Date of Award

2011

Level of Access Assigned by Author

Campus-Only Thesis

Degree Name

Master of Arts (MA)

Department

English

Advisor

David Kress

Second Committee Member

Alexander Irvine

Third Committee Member

Jennifer Moxley

Abstract

Using "voice" as the main modality of narratological exploration, this thesis explores the sometimes dark, sometimes ridiculous, and sometimes forgotten-familiar of America, family, and motherhood by cobbling together the life of the title character, Zembla Vist, by means of a matrix of lenses, myths, and nostaligias used to (re)constitute her reality and genealogy.
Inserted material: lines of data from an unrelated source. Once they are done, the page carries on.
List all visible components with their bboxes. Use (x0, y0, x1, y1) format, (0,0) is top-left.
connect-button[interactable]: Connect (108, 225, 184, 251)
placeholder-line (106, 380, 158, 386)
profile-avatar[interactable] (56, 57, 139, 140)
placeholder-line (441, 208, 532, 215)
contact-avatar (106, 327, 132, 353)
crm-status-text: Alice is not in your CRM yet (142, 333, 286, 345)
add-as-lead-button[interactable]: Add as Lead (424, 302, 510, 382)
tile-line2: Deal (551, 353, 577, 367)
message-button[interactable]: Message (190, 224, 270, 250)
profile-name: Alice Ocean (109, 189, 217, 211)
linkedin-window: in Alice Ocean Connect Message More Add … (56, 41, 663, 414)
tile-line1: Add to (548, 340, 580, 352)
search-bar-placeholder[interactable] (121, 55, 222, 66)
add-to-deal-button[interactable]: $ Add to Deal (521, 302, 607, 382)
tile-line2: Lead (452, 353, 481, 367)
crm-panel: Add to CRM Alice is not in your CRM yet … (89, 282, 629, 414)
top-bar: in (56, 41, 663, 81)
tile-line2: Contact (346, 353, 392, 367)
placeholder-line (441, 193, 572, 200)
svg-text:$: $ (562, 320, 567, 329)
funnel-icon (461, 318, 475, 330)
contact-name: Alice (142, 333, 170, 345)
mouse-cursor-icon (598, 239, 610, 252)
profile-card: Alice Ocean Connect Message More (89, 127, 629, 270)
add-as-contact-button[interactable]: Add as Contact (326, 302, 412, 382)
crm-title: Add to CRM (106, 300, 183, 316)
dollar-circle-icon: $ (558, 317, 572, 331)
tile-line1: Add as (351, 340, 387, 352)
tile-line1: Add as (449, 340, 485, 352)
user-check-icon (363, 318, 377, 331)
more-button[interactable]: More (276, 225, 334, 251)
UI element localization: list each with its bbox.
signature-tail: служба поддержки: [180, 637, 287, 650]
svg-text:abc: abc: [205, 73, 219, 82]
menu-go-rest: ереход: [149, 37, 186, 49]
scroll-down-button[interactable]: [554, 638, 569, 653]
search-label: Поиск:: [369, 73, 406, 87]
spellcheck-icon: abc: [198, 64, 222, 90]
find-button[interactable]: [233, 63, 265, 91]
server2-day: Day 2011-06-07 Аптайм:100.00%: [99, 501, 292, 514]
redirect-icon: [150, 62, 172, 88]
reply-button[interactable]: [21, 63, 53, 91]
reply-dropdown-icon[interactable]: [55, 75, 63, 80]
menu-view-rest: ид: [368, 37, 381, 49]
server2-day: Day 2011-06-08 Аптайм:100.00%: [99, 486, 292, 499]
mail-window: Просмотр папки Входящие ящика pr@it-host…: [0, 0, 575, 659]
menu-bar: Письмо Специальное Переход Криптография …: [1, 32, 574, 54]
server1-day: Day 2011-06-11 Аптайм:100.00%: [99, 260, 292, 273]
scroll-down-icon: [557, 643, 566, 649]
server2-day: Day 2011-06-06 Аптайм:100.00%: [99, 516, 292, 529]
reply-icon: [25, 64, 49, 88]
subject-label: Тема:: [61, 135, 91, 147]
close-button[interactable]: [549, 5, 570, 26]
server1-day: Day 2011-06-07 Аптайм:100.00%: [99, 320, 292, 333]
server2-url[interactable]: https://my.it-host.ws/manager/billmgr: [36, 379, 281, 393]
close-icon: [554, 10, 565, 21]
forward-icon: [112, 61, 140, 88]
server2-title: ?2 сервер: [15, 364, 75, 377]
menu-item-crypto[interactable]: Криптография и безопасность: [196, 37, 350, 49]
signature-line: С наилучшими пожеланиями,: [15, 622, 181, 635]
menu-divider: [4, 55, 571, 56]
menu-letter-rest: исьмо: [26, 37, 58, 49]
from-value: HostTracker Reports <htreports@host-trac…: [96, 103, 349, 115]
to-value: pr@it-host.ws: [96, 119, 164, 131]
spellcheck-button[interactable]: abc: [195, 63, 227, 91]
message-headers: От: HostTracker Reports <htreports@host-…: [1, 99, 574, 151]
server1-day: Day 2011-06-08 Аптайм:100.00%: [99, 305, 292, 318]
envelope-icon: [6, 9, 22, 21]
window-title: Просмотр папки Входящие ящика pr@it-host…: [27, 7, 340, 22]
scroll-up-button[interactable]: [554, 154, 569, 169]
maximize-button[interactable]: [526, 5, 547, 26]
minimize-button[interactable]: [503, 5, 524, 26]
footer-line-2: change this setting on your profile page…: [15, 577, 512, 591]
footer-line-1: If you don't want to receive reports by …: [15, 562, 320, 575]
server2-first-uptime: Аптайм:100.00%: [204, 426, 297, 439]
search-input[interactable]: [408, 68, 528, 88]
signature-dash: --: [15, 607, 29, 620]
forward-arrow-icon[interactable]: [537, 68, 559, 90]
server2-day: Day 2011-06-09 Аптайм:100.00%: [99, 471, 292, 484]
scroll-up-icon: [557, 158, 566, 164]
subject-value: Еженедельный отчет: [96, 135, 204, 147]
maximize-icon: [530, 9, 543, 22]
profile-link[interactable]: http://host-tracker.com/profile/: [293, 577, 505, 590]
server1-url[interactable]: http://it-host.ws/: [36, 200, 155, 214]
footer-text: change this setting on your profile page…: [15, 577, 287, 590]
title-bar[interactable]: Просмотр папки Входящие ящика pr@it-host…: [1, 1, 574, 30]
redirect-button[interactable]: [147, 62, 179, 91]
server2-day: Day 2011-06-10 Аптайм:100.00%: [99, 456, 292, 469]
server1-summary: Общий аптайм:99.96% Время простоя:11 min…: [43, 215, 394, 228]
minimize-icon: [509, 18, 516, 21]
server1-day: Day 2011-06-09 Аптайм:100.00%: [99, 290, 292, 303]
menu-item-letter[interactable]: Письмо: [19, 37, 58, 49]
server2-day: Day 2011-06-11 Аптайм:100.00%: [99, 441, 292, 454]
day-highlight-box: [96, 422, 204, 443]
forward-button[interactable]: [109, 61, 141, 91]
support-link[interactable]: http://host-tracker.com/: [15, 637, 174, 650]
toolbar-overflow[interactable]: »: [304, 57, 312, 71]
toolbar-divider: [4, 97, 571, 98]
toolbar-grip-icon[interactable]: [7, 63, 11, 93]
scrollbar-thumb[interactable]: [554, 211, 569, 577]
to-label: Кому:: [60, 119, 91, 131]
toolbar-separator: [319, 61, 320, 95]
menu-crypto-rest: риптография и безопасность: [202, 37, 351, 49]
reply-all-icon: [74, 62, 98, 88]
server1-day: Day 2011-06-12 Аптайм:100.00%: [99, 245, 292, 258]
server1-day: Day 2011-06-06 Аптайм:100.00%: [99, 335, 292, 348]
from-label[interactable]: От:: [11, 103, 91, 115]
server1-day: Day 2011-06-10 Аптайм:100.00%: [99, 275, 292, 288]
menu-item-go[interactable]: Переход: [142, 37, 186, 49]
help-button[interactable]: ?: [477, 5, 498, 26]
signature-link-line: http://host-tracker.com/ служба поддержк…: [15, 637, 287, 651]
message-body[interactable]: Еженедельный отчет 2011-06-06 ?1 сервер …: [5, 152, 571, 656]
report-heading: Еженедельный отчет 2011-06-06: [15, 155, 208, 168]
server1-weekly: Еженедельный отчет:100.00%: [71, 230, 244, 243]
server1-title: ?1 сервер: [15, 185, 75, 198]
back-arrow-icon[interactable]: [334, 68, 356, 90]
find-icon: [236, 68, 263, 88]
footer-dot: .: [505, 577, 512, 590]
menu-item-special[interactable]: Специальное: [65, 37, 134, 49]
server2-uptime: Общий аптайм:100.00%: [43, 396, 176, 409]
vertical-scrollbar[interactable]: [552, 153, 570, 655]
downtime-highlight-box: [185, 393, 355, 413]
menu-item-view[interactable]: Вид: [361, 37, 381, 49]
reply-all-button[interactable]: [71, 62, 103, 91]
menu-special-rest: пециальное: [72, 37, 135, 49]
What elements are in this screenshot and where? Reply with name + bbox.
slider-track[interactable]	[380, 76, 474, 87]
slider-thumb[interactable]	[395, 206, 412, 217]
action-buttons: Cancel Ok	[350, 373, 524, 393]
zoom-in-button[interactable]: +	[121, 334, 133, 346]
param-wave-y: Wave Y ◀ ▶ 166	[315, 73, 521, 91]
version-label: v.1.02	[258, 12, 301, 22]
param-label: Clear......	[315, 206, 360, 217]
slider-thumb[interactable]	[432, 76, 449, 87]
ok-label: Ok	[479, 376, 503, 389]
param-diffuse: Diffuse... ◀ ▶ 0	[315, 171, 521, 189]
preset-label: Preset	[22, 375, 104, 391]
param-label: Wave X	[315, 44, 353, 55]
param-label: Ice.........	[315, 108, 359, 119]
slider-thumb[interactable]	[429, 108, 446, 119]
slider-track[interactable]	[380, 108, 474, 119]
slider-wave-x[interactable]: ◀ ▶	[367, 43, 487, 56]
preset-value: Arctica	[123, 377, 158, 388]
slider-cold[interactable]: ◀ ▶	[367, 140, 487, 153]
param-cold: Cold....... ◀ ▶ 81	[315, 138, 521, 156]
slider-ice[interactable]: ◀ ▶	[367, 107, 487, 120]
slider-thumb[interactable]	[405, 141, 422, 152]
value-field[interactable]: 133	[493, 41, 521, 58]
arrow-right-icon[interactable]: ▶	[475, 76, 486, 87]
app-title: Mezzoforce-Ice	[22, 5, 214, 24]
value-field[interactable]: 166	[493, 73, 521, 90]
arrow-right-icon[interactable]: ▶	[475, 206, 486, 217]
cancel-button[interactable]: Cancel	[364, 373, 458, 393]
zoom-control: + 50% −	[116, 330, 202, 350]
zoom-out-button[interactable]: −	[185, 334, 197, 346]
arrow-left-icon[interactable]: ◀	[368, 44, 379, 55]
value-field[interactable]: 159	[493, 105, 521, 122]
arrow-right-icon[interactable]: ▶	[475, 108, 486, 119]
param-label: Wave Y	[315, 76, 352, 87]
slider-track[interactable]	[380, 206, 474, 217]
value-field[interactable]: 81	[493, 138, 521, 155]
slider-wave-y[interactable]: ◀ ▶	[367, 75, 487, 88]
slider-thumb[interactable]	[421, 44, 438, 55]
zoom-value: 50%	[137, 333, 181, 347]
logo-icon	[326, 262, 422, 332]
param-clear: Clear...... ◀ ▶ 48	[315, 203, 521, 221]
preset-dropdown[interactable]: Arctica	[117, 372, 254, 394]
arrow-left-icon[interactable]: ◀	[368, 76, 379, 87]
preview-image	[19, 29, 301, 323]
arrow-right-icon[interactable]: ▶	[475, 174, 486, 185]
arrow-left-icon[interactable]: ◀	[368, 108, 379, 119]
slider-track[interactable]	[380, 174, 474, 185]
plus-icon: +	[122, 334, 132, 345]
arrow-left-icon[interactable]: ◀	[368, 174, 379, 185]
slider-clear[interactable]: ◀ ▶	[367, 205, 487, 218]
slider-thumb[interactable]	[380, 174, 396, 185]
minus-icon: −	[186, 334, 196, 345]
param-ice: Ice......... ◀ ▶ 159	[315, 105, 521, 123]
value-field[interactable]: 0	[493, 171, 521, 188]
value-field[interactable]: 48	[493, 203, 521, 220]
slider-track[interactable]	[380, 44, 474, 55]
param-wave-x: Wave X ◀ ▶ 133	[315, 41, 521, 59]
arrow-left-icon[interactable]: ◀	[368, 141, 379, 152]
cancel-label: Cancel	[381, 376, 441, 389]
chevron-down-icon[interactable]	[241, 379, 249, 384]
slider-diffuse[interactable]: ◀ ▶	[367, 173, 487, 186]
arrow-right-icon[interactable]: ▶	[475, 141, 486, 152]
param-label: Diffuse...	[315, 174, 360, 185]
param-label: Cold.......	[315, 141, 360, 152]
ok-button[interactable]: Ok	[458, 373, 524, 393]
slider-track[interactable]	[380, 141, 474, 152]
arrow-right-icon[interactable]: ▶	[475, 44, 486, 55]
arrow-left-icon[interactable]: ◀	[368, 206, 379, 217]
The organizing principle of the novella comes in the form of the vaudeville show; in Part One of the novella, the reader is introduced to the "talent" (the characters) that the rest of the work will follow, as well as a bit of their backstory. In Part Two of the novella, the reader is guided through a story/ stretch of time in the life of Zembla Vist in the form of the nine acts of a vaudeville show, or, the "bill"; the events of her life are translated into a "dumb act," a ventriloquism act, a playlet, and six other classic vaudeville staples. In reimagining her life through a vaudevillian filter, Zembla both invites and defers a "true" working thesis for her own life, and finds that a radical reimagining and reconstitution of one's own story only liberates one so far, and perhaps comes with its own delimiting baggage.